Sophie was in surgery on the fifth floor. About thirty feet from the doors to the OR, along a partially darkened corridor, McCabe sat in a plastic chair in the otherwise empty ICU waiting room. He was dressed in scrubs. He pinned his shield to the blouse. He debated whether to strap his. 45 over or under and opted for under the loose-fitting garment. He hooked his cell phone to the gun belt. His hand rested loosely on the weapon.
According to the doctors, the sniper’s bullet passed cleanly through her left arm about five inches below her shoulder. It missed the bone but ruptured the brachial artery.

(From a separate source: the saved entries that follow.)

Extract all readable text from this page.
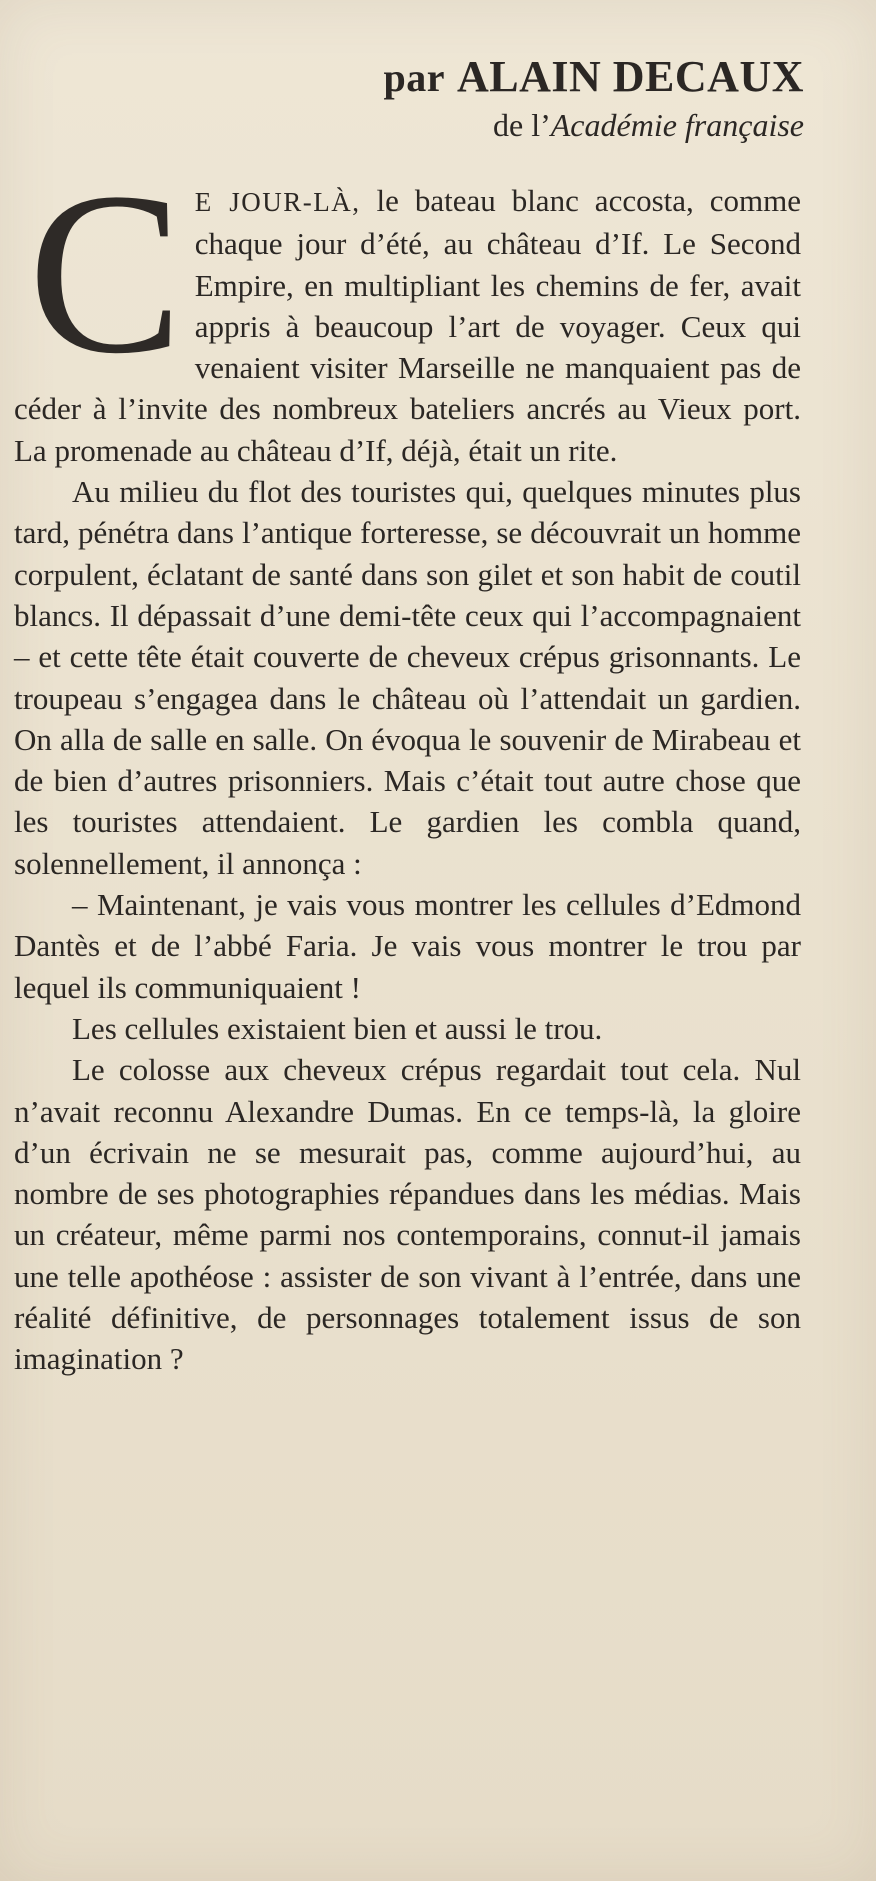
par ALAIN DECAUX
de l’Académie française

C E JOUR-LÀ, le bateau blanc accosta, comme chaque jour d’été, au château d’If. Le Second Empire, en multipliant les chemins de fer, avait appris à beaucoup l’art de voyager. Ceux qui venaient visiter Marseille ne manquaient pas de céder à l’invite des nombreux bateliers ancrés au Vieux port. La promenade au château d’If, déjà, était un rite.

Au milieu du flot des touristes qui, quelques minutes plus tard, pénétra dans l’antique forteresse, se découvrait un homme corpulent, éclatant de santé dans son gilet et son habit de coutil blancs. Il dépassait d’une demi-tête ceux qui l’accompagnaient – et cette tête était couverte de cheveux crépus grisonnants. Le troupeau s’engagea dans le château où l’attendait un gardien. On alla de salle en salle. On évoqua le souvenir de Mirabeau et de bien d’autres prisonniers. Mais c’était tout autre chose que les touristes attendaient. Le gardien les combla quand, solennellement, il annonça :

– Maintenant, je vais vous montrer les cellules d’Edmond Dantès et de l’abbé Faria. Je vais vous montrer le trou par lequel ils communiquaient !

Les cellules existaient bien et aussi le trou.

Le colosse aux cheveux crépus regardait tout cela. Nul n’avait reconnu Alexandre Dumas. En ce temps-là, la gloire d’un écrivain ne se mesurait pas, comme aujourd’hui, au nombre de ses photographies répandues dans les médias. Mais un créateur, même parmi nos contemporains, connut-il jamais une telle apothéose : assister de son vivant à l’entrée, dans une réalité définitive, de personnages totalement issus de son imagination ?
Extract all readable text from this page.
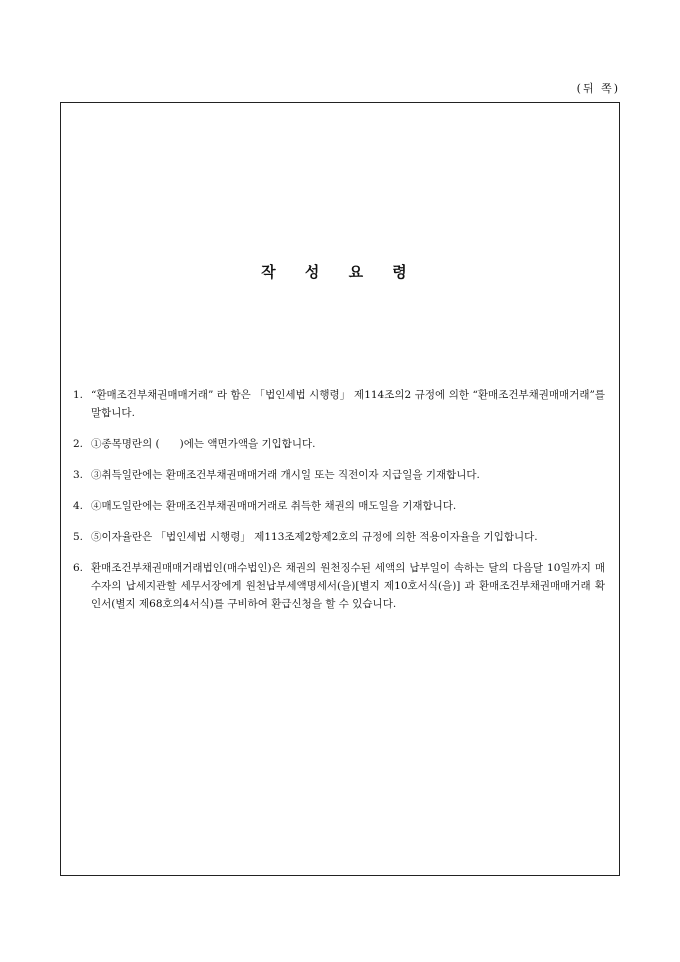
(뒤 쪽)
작 성 요 령
1. “환매조건부채권매매거래” 라 함은 「법인세법 시행령」 제114조의2 규정에 의한 “환매조건부채권매매거래”를 말합니다.
2. ①종목명란의 (      )에는 액면가액을 기입합니다.
3. ③취득일란에는 환매조건부채권매매거래 개시일 또는 직전이자 지급일을 기재합니다.
4. ④매도일란에는 환매조건부채권매매거래로 취득한 채권의 매도일을 기재합니다.
5. ⑤이자율란은 「법인세법 시행령」 제113조제2항제2호의 규정에 의한 적용이자율을 기입합니다.
6. 환매조건부채권매매거래법인(매수법인)은 채권의 원천징수된 세액의 납부일이 속하는 달의 다음달 10일까지 매수자의 납세지관할 세무서장에게 원천납부세액명세서(을)[별지 제10호서식(을)] 과 환매조건부채권매매거래 확인서(별지 제68호의4서식)를 구비하여 환급신청을 할 수 있습니다.
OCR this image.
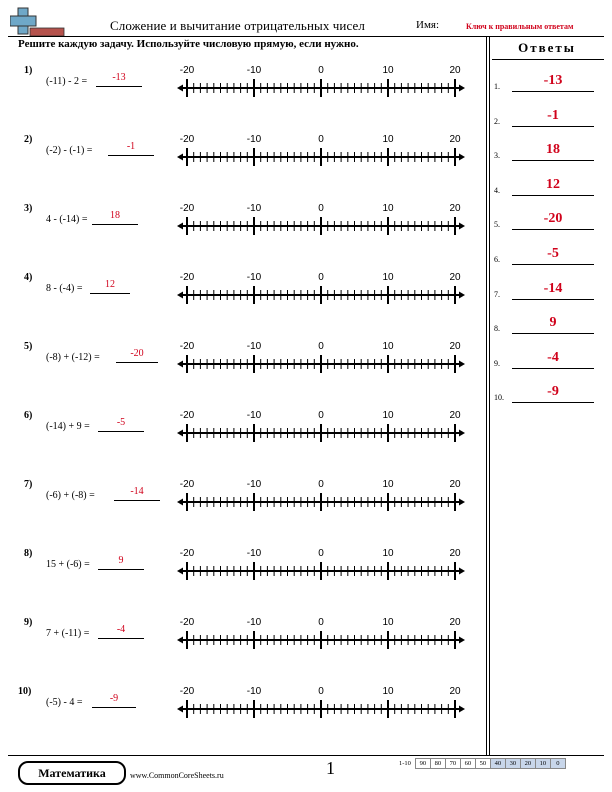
Сложение и вычитание отрицательных чисел	Имя:	Ключ к правильным ответам
Решите каждую задачу. Используйте числовую прямую, если нужно.	Ответы
1)
(-11) - 2 =	-13
-20	-10	0	10	20
2)
(-2) - (-1) =	-1
-20	-10	0	10	20
3)
4 - (-14) =	18
-20	-10	0	10	20
4)
8 - (-4) =	12
-20	-10	0	10	20
5)
(-8) + (-12) =	-20
-20	-10	0	10	20
6)
(-14) + 9 =	-5
-20	-10	0	10	20
7)
(-6) + (-8) =	-14
-20	-10	0	10	20
8)
15 + (-6) =	9
-20	-10	0	10	20
9)
7 + (-11) =	-4
-20	-10	0	10	20
10)
(-5) - 4 =	-9
-20	-10	0	10	20
1.	-13
2.	-1
3.	18
4.	12
5.	-20
6.	-5
7.	-14
8.	9
9.	-4
10.	-9
Математика	www.CommonCoreSheets.ru	1	1-10	90	80	70	60	50	40	30	20	10	0
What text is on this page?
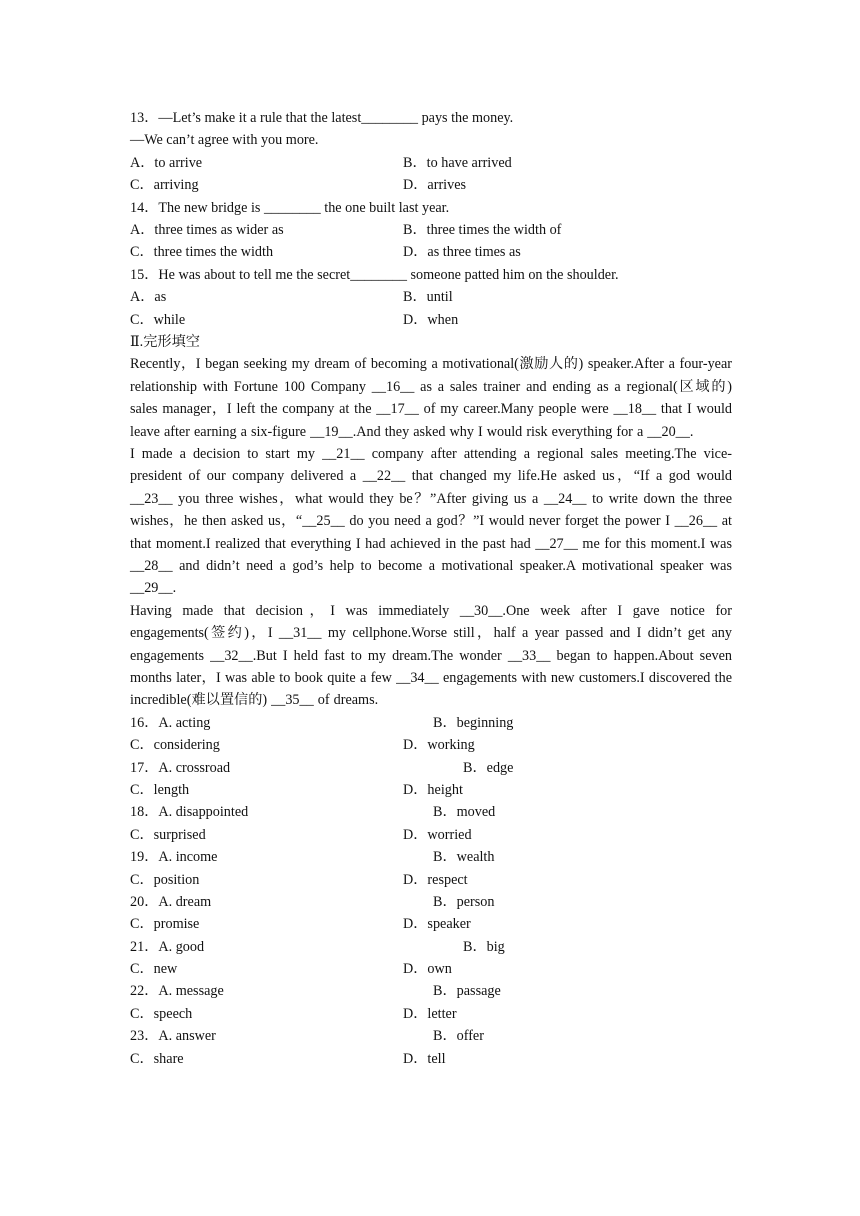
13．—Let’s make it a rule that the latest________ pays the money.
—We can’t agree with you more.
A．to arrive	B．to have arrived
C．arriving	D．arrives
14．The new bridge is ________ the one built last year.
A．three times as wider as	B．three times the width of
C．three times the width	D．as three times as
15．He was about to tell me the secret________ someone patted him on the shoulder.
A．as	B．until
C．while	D．when
Ⅱ.完形填空
Recently，I began seeking my dream of becoming a motivational(激励人的) speaker.After a four-year relationship with Fortune 100 Company __16__ as a sales trainer and ending as a regional(区域的) sales manager，I left the company at the __17__ of my career.Many people were __18__ that I would leave after earning a six-figure __19__.And they asked why I would risk everything for a __20__.
I made a decision to start my __21__ company after attending a regional sales meeting.The vice-president of our company delivered a __22__ that changed my life.He asked us，“If a god would __23__ you three wishes，what would they be？”After giving us a __24__ to write down the three wishes，he then asked us，“__25__ do you need a god？”I would never forget the power I __26__ at that moment.I realized that everything I had achieved in the past had __27__ me for this moment.I was __28__ and didn’t need a god’s help to become a motivational speaker.A motivational speaker was __29__.
Having made that decision，I was immediately __30__.One week after I gave notice for engagements(签约)，I __31__ my cellphone.Worse still，half a year passed and I didn’t get any engagements __32__.But I held fast to my dream.The wonder __33__ began to happen.About seven months later，I was able to book quite a few __34__ engagements with new customers.I discovered the incredible(难以置信的) __35__ of dreams.
16．A. acting	B．beginning
C．considering	D．working
17．A. crossroad	B．edge
C．length	D．height
18．A. disappointed	B．moved
C．surprised	D．worried
19．A. income	B．wealth
C．position	D．respect
20．A. dream	B．person
C．promise	D．speaker
21．A. good	B．big
C．new	D．own
22．A. message	B．passage
C．speech	D．letter
23．A. answer	B．offer
C．share	D．tell
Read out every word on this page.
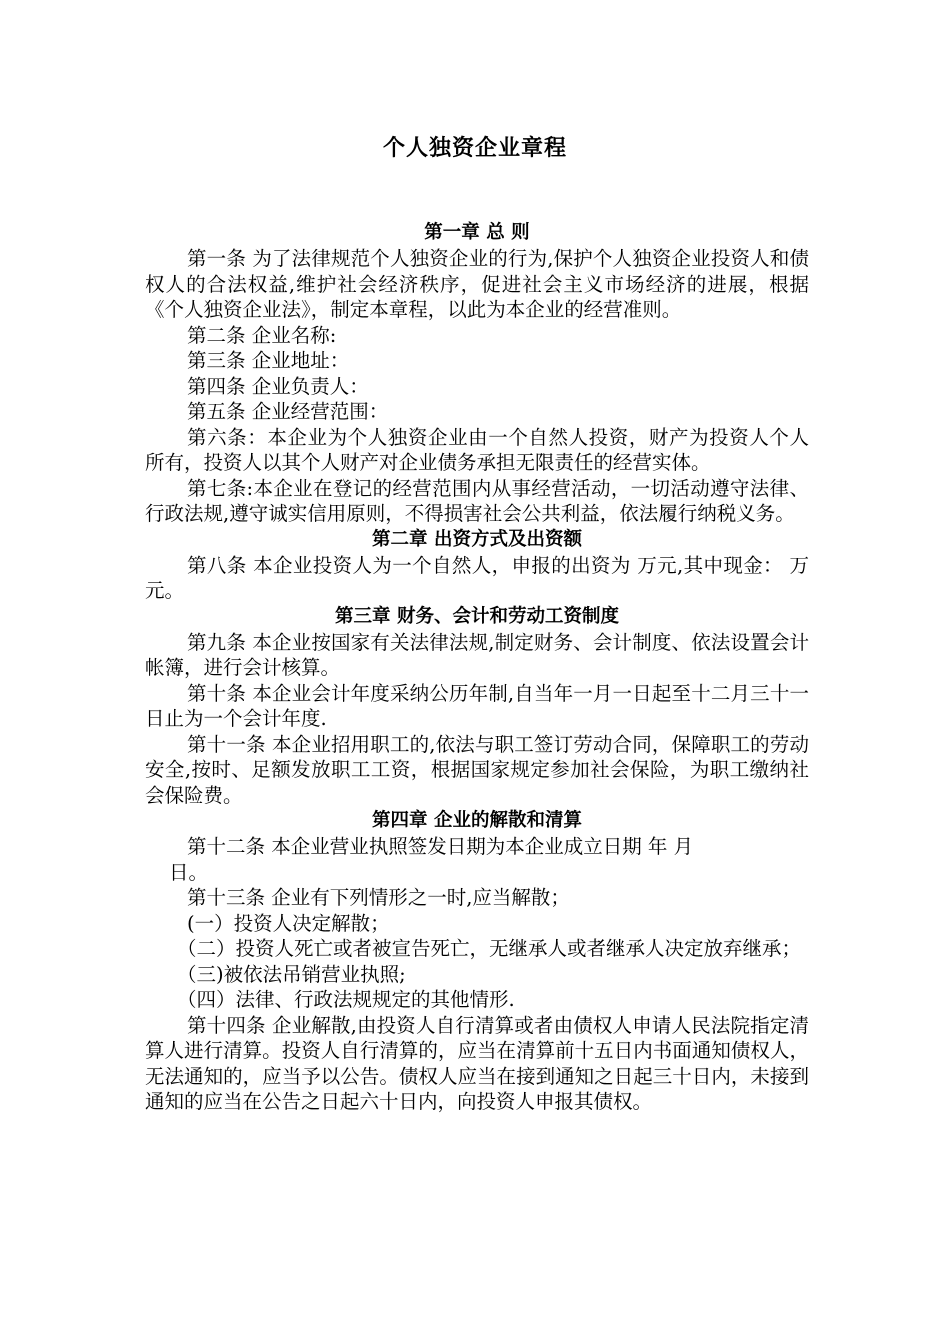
个人独资企业章程
第一章 总 则

第一条 为了法律规范个人独资企业的行为,保护个人独资企业投资人和债权人的合法权益,维护社会经济秩序，促进社会主义市场经济的进展，根据《个人独资企业法》，制定本章程，以此为本企业的经营准则。

第二条 企业名称:

第三条 企业地址：

第四条 企业负责人：

第五条 企业经营范围：

第六条：本企业为个人独资企业由一个自然人投资，财产为投资人个人所有，投资人以其个人财产对企业债务承担无限责任的经营实体。

第七条:本企业在登记的经营范围内从事经营活动，一切活动遵守法律、行政法规,遵守诚实信用原则，不得损害社会公共利益，依法履行纳税义务。

第二章 出资方式及出资额

第八条 本企业投资人为一个自然人，申报的出资为 万元,其中现金： 万元。

第三章 财务、会计和劳动工资制度

第九条 本企业按国家有关法律法规,制定财务、会计制度、依法设置会计帐簿，进行会计核算。

第十条 本企业会计年度采纳公历年制,自当年一月一日起至十二月三十一日止为一个会计年度.

第十一条 本企业招用职工的,依法与职工签订劳动合同，保障职工的劳动安全,按时、足额发放职工工资，根据国家规定参加社会保险，为职工缴纳社会保险费。

第四章 企业的解散和清算

第十二条 本企业营业执照签发日期为本企业成立日期 年 月
日。

第十三条 企业有下列情形之一时,应当解散；

(一）投资人决定解散；

（二）投资人死亡或者被宣告死亡，无继承人或者继承人决定放弃继承；

（三)被依法吊销营业执照;

（四）法律、行政法规规定的其他情形.

第十四条 企业解散,由投资人自行清算或者由债权人申请人民法院指定清算人进行清算。投资人自行清算的，应当在清算前十五日内书面通知债权人，无法通知的，应当予以公告。债权人应当在接到通知之日起三十日内，未接到通知的应当在公告之日起六十日内，向投资人申报其债权。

A vascular surgeon was working now to clean out the damaged tissue and reconnect the artery itself. McCabe got a little lost in the medical jargon, but the terms ‘de-bridement’ and ‘anastomosis’ stuck in his mind.
The surgeon said it would take about two hours to repair the arm but she’d probably be just fine, not lose any function. He also said the biggest threat to Sophie’s life was infection. McCabe didn’t bother telling the doctor that really wasn’t the case.
McCabe extinguished the lights and muted the TV, allowing its colorful silent images to remain the only movement in the room, their glow the only illumination. He stared silently through the glass wall at the hallway in front of him. There were few passersby. A couple of nurses, an elderly man pushing a bucket and mop, a young man in scrubs. He watched each for signs of threat. A bank of three elevators stood directly across the corridor from the waiting room. McCabe kept his eyes on the little lighted numbers above the doors, watching for one that might stop at five, though he doubted the shooter, if he was coming, would choose such a direct route.